California-Quebec Carbon Sells Out as Market Expands to FuelLynn Doan
California and Quebec, which together run North America’s biggest carbon market, sold out of greenhouse-gas allowances at $12.21 each, about a dime above the minimum price set.
Agencies received 1.14 bids for each allowance on sale Feb. 18, the California Air Resources Board said Wednesday on its website. Units of companies including BP Plc, Chevron Corp., JPMorgan Chase & Co. and Morgan Stanley qualified to participate. Polluters buy allowances, each permitting the release of a metric ton of carbon-dioxide equivalent, to cover emissions. The lowest price allowed for them, known as “the floor,” was set at $12.10.
The programs established by California and Quebec are designed to shrink greenhouse-gas emissions contributing to warmer temperatures, rising sea levels and worsening fires and droughts. Last week’s auction was the first held by the governments since they they began imposing pollution limits on fuel suppliers. Carbon-futures trading reached a record in January on speculation that the suppliers would boost demand in the market.
“The current auction cleared at the smallest premium to the floor price since California’s first auction in the fourth quarter of 2012,” Colleen Regan, a Bloomberg New Energy Finance analyst in New York, said by e-mail on Wednesday. The results suggest “a decreasing appetite for allowances in an exceedingly oversupplied market.”
About 73.6 million allowances, each permitting the release of 1 metric ton of carbon dioxide as soon as this year, were on sale. An additional 10.4 million permits that can be used as early as 2018 were also auctioned. The 2018 allowances sold for $12.10 each. The governments received 1.02 bids for every one of those up for auction.
California has capped greenhouse-gas emissions from industrial polluters since 2013 and began imposing limits on transportation fuel suppliers on Jan. 1. Companies must either collect enough allowances to cover their emissions or find a way to curb their pollution. The total allowances available shrink with the cap over time to achieve a roughly 15 percent reduction in gases by 2020.
Futures for California’s 2015 carbon allowances for March delivery rose 2 cents on Tuesday to settle at $12.65 a metric ton, data compiled by Atlanta-based Intercontinental Exchange Inc. show. The same contract closed at $12.84 on the day of the auction.

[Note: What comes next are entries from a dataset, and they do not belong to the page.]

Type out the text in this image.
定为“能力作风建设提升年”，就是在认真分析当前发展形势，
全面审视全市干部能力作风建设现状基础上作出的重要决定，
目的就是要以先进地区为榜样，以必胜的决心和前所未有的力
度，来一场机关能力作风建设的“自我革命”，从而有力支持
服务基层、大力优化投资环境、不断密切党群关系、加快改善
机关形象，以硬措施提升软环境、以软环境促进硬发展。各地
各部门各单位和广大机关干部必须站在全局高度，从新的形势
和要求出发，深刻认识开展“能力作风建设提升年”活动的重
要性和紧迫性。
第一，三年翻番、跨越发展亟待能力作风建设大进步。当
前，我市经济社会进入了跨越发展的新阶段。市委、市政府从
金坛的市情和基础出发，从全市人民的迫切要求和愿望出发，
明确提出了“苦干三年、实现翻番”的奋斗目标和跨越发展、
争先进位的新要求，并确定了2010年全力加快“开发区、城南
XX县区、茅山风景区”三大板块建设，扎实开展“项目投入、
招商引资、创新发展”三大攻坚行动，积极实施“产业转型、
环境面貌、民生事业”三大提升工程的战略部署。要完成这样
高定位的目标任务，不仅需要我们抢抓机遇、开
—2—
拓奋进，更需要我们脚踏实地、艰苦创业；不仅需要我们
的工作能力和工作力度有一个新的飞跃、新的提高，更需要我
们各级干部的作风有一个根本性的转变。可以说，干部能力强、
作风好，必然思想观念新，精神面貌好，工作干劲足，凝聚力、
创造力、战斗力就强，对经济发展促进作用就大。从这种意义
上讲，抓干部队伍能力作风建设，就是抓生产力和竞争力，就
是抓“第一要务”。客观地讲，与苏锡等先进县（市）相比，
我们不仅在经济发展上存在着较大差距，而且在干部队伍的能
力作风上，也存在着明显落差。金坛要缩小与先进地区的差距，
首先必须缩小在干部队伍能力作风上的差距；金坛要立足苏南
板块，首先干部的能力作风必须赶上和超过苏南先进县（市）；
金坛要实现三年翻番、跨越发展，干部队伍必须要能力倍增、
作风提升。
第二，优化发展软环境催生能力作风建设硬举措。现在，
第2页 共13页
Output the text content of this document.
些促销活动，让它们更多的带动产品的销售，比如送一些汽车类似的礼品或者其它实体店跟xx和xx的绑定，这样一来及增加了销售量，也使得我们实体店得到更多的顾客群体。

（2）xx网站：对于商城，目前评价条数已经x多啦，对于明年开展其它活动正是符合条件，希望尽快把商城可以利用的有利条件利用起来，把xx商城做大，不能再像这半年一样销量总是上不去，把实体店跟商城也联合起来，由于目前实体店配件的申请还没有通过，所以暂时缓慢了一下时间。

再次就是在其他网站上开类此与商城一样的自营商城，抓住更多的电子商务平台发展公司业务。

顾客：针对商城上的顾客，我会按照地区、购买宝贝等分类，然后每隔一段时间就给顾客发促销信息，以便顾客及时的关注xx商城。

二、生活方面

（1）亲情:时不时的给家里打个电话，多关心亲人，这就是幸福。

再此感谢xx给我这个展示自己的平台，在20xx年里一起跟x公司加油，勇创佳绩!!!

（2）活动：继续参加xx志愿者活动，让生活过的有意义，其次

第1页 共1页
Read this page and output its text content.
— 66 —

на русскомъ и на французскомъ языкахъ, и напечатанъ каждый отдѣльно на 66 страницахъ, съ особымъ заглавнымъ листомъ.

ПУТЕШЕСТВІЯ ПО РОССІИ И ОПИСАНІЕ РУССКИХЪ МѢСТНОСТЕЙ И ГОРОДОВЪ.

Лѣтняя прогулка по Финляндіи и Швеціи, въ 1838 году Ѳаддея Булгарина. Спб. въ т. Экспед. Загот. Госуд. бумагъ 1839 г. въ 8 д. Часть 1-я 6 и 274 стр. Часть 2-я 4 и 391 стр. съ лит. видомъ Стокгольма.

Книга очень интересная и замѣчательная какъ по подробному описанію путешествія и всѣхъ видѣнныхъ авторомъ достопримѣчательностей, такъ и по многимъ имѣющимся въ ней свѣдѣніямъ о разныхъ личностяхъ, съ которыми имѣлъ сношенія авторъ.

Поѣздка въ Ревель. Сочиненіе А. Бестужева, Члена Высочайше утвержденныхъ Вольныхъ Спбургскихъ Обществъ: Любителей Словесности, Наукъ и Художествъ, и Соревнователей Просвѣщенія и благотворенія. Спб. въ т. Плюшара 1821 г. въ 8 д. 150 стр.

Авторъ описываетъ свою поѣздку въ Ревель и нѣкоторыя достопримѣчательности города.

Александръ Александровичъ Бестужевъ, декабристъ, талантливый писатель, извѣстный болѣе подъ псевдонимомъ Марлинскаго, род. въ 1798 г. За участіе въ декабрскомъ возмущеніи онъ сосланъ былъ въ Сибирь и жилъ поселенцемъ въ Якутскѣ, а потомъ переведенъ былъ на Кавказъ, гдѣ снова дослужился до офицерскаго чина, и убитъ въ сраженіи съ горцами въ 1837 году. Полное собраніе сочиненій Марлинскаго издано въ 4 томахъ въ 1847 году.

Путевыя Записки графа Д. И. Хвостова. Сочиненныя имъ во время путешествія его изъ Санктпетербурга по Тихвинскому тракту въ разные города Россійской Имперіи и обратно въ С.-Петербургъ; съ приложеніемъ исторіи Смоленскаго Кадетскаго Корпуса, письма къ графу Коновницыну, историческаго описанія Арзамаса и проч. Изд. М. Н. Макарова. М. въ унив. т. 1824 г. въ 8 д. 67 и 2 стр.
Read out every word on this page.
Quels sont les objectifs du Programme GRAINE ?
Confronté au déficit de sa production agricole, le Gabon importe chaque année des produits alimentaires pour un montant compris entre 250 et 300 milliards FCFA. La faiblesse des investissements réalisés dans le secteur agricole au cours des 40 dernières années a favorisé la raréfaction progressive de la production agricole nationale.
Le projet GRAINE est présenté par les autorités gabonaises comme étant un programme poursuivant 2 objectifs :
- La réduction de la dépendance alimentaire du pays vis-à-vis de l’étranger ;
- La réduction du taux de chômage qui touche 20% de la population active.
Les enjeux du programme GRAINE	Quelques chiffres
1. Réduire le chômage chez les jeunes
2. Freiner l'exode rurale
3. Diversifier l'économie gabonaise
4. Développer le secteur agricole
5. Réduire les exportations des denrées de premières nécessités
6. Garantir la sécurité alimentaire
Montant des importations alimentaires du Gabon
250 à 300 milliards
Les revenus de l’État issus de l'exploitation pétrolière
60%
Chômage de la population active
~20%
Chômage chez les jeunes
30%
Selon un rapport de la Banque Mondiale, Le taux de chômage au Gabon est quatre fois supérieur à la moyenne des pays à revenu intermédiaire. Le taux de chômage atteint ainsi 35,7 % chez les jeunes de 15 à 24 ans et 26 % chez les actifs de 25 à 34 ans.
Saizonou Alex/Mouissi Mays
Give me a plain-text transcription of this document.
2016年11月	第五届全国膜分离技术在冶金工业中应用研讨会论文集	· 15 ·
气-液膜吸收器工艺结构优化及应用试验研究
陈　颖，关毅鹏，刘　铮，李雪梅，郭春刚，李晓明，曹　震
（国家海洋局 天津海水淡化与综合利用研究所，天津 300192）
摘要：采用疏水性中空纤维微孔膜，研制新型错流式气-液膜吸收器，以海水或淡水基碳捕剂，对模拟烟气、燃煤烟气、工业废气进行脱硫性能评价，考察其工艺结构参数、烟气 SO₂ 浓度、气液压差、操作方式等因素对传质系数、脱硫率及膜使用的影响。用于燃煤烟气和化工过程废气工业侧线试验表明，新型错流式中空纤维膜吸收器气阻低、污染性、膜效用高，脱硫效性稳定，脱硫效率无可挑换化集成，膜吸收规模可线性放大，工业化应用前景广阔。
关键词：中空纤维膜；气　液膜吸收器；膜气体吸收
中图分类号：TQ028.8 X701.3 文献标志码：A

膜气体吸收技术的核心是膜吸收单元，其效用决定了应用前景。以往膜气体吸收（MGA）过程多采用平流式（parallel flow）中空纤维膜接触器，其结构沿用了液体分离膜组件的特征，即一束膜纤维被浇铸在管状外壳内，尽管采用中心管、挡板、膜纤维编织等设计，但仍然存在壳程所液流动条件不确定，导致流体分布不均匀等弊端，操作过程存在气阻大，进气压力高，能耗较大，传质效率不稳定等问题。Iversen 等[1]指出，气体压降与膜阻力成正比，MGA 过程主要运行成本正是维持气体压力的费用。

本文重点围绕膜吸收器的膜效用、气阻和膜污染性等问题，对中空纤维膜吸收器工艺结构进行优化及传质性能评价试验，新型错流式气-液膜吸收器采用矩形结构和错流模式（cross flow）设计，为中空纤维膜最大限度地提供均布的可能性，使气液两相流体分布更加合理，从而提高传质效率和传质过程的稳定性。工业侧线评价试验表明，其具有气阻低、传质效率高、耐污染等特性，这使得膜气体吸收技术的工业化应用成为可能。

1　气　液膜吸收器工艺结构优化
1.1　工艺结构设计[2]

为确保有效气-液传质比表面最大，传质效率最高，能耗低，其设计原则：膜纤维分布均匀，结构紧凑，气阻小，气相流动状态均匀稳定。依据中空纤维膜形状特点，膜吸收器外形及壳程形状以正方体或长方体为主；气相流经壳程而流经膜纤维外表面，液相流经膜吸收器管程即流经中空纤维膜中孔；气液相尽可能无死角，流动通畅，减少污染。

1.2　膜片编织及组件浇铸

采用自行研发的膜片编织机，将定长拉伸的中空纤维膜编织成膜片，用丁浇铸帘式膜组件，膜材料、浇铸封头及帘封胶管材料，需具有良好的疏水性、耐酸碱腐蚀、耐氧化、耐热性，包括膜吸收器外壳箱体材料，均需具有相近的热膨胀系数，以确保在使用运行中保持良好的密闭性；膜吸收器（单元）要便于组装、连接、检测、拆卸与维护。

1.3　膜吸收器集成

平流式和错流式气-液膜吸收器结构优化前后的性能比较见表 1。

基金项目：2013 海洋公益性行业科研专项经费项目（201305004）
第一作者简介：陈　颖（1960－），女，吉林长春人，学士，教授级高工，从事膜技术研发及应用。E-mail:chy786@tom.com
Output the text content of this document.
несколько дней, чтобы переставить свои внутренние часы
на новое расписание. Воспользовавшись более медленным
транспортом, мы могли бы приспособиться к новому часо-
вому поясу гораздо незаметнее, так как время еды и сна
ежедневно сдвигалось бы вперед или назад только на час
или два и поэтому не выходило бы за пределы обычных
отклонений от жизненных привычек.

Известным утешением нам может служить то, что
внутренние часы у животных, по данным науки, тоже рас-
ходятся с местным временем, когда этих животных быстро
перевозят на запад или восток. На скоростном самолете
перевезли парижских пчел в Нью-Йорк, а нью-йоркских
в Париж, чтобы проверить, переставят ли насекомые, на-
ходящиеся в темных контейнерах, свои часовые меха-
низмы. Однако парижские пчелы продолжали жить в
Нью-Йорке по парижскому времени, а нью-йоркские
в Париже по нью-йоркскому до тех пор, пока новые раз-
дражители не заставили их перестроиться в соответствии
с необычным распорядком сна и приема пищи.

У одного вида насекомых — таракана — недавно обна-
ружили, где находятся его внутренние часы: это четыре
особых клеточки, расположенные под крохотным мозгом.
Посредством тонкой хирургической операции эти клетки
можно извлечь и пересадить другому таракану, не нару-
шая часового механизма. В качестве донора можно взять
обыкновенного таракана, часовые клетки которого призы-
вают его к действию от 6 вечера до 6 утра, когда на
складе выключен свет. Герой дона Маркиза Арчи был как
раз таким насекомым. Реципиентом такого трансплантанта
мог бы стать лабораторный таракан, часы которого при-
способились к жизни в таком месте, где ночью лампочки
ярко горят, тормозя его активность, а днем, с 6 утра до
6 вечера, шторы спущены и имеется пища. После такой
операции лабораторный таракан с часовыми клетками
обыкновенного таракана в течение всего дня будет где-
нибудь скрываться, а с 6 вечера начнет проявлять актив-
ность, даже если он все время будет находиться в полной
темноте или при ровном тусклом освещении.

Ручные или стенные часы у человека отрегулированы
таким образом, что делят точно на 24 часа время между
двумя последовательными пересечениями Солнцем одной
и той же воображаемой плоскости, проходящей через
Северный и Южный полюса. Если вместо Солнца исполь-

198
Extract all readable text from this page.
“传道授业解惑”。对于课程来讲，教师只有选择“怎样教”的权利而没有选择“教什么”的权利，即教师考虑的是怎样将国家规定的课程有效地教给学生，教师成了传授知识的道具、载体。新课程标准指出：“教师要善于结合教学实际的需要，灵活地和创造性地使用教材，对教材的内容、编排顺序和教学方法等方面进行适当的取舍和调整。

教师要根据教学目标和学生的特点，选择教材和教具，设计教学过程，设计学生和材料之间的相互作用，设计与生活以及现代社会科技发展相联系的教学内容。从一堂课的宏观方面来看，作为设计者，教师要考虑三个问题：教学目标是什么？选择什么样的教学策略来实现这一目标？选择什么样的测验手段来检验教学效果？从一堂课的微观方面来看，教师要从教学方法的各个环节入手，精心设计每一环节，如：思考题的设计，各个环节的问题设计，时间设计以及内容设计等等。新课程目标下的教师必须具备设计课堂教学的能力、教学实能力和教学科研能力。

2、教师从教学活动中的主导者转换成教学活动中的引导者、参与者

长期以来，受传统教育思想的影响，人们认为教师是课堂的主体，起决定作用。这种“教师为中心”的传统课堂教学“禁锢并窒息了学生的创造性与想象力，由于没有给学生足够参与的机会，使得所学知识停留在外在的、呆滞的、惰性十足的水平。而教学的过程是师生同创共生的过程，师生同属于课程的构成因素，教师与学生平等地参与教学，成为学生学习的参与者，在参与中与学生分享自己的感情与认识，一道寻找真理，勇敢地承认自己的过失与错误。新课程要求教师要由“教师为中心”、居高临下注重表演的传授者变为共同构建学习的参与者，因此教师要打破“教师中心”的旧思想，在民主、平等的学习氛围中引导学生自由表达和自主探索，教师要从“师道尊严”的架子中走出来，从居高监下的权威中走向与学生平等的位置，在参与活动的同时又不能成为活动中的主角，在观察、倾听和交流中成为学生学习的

By Jan. 9, 23,941 futures contracts had been traded for the month, eclipsing a record set in July 2014, according to ICE. By the end of January, total volume had surpassed 43,000, the exchange said. The bulk of the trading was done for allowances that could be used this year and next.
During the allowance auctions, companies submit confidential bids for the number of allowances they want at a specific price. The highest bidder is awarded permits first, then the second-highest, and so on until the all of the permits for sale have been called for. Then all bidders pay the price of the lowest winning offer.